Voilà la tombe d’une mère décédée le 12 juin 1827, dont le nom et la date de naissance restent inconnus. Ses deux filles lui ont fait élever le monument, elles portent le nom de Cécilia et Célina Guerre, nom qui est aussi celui de Louis Guerre (1801-1865), l’ingénieur qui a construit l’église de Notre Dame des Anges en 1851. Ont-ils un lien de parenté ?
Les caveaux sont propriétés des familles et ont des concessions à durée illimitée.
Ici, au milieu d’autres, le tombeau de Claire O’Connell, née Blin et décédée le 25 décembre 1904 attire forcément le regard. Le monument funéraire blanc, rehaussé, signé « Admant, Père Lachaise, Paris », représente une femme jeune, le corps drapé d’une étoffe et la tête baissée. Dans son dos, sur son côté droit, se dresse un oiseau, peut-être une chouette, dont la pierre commence à être usée par le temps et devant elle, à ses pieds, une tête de mort affleure. Rien d’autre ne l’identifie, même pas une date de naissance. Qui est-elle? La légende raconte qu’elle vit cet oiseau en rêve et qu’elle mourut le soir de ses noces. Quelle triste destinée !

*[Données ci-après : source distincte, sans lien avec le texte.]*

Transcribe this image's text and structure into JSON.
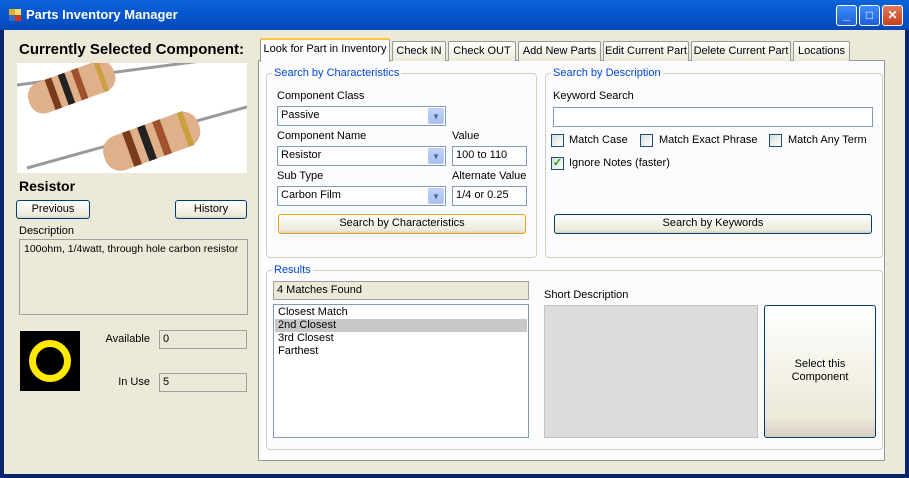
{
  "window": {
    "title": "Parts Inventory Manager"
  },
  "left": {
    "current_label": "Currently Selected Component:",
    "component_name": "Resistor",
    "previous_button": "Previous",
    "history_button": "History",
    "description_label": "Description",
    "description": "100ohm, 1/4watt, through hole carbon resistor",
    "available_label": "Available",
    "available_value": "0",
    "in_use_label": "In Use",
    "in_use_value": "5"
  },
  "tabs": [
    {
      "label": "Look for Part in Inventory",
      "active": true
    },
    {
      "label": "Check IN"
    },
    {
      "label": "Check  OUT"
    },
    {
      "label": "Add New Parts"
    },
    {
      "label": "Edit Current Part"
    },
    {
      "label": "Delete Current Part"
    },
    {
      "label": "Locations"
    }
  ],
  "characteristics": {
    "group_title": "Search by Characteristics",
    "component_class_label": "Component Class",
    "component_class_value": "Passive",
    "component_name_label": "Component Name",
    "component_name_value": "Resistor",
    "value_label": "Value",
    "value_value": "100 to 110",
    "sub_type_label": "Sub Type",
    "sub_type_value": "Carbon Film",
    "alternate_label": "Alternate Value",
    "alternate_value": "1/4 or 0.25",
    "search_button": "Search by Characteristics"
  },
  "description_search": {
    "group_title": "Search by Description",
    "keyword_label": "Keyword Search",
    "keyword_value": "",
    "match_case": {
      "label": "Match Case",
      "checked": false
    },
    "match_exact": {
      "label": "Match Exact Phrase",
      "checked": false
    },
    "match_any": {
      "label": "Match Any Term",
      "checked": false
    },
    "ignore_notes": {
      "label": "Ignore Notes (faster)",
      "checked": true
    },
    "search_button": "Search by Keywords"
  },
  "results": {
    "group_title": "Results",
    "count_text": "4 Matches Found",
    "items": [
      "Closest Match",
      "2nd Closest",
      "3rd Closest",
      "Farthest"
    ],
    "selected_index": 1,
    "short_description_label": "Short Description",
    "short_description": "",
    "select_button_line1": "Select this",
    "select_button_line2": "Component"
  },
  "colors": {
    "titlebar": "#0658d1",
    "group_title": "#0046d5",
    "indicator_ring": "#ffea00",
    "indicator_bg": "#000000"
  }
}
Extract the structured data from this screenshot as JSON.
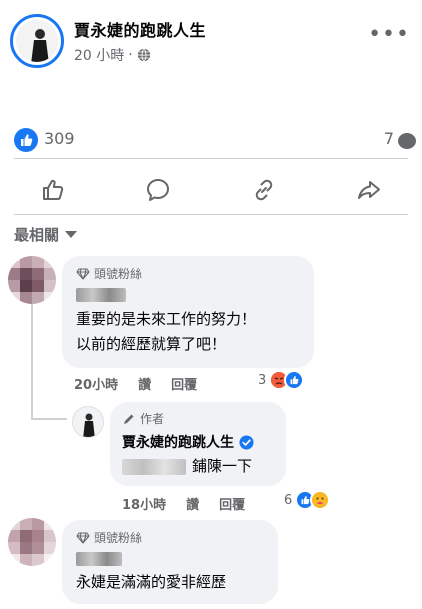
{
  "post": {
    "page_name": "賈永婕的跑跳人生",
    "time": "20 小時",
    "privacy_icon": "globe-icon",
    "more_icon": "more-dots-icon",
    "more_label": "•••"
  },
  "stats": {
    "like_count": "309",
    "comment_count": "7"
  },
  "actions": [
    {
      "icon": "like-icon"
    },
    {
      "icon": "comment-icon"
    },
    {
      "icon": "share-link-icon"
    },
    {
      "icon": "share-icon"
    }
  ],
  "sort": {
    "label": "最相關"
  },
  "comments": [
    {
      "badge": "頭號粉絲",
      "text_line1": "重要的是未來工作的努力！",
      "text_line2": "以前的經歷就算了吧！",
      "time": "20小時",
      "reply_action_1": "讚",
      "reply_action_2": "回覆",
      "reaction_count": "3",
      "reactions": [
        "angry",
        "like"
      ]
    },
    {
      "badge": "作者",
      "author": "賈永婕的跑跳人生",
      "text": "鋪陳一下",
      "time": "18小時",
      "reply_action_1": "讚",
      "reply_action_2": "回覆",
      "reaction_count": "6",
      "reactions": [
        "like",
        "care"
      ]
    },
    {
      "badge": "頭號粉絲",
      "text": "永婕是滿滿的愛非經歷"
    }
  ],
  "colors": {
    "accent": "#1877f2",
    "muted": "#65676b",
    "bubble": "#f0f2f5"
  }
}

En sortant par l’autre portail, on rencontre le fossoyeur Nagaraj, content de bavarder, ses clients sont évidemment silencieux. Sa mère et son frère sont aussi employés pour l’entretien du cimetière. Il a deux filles qui ont fait de brillantes études. L’une est ingénieure, l’autre médecin, grâce à la générosité d’un donateur qui a de la famille au cimetière. L’un s’occupe des vivants de la personne qui s’occupe de ses morts. Un échange de bons procédés.
On peut voir sur le panneau affiché à l’entrée par la municipalité, qu’un enterrement coûte 6000 roupies, soit environ 60€.

Dans chaque quartier de Pondichéry, il existe un cimetière chrétien, tout comme un cimetière musulman.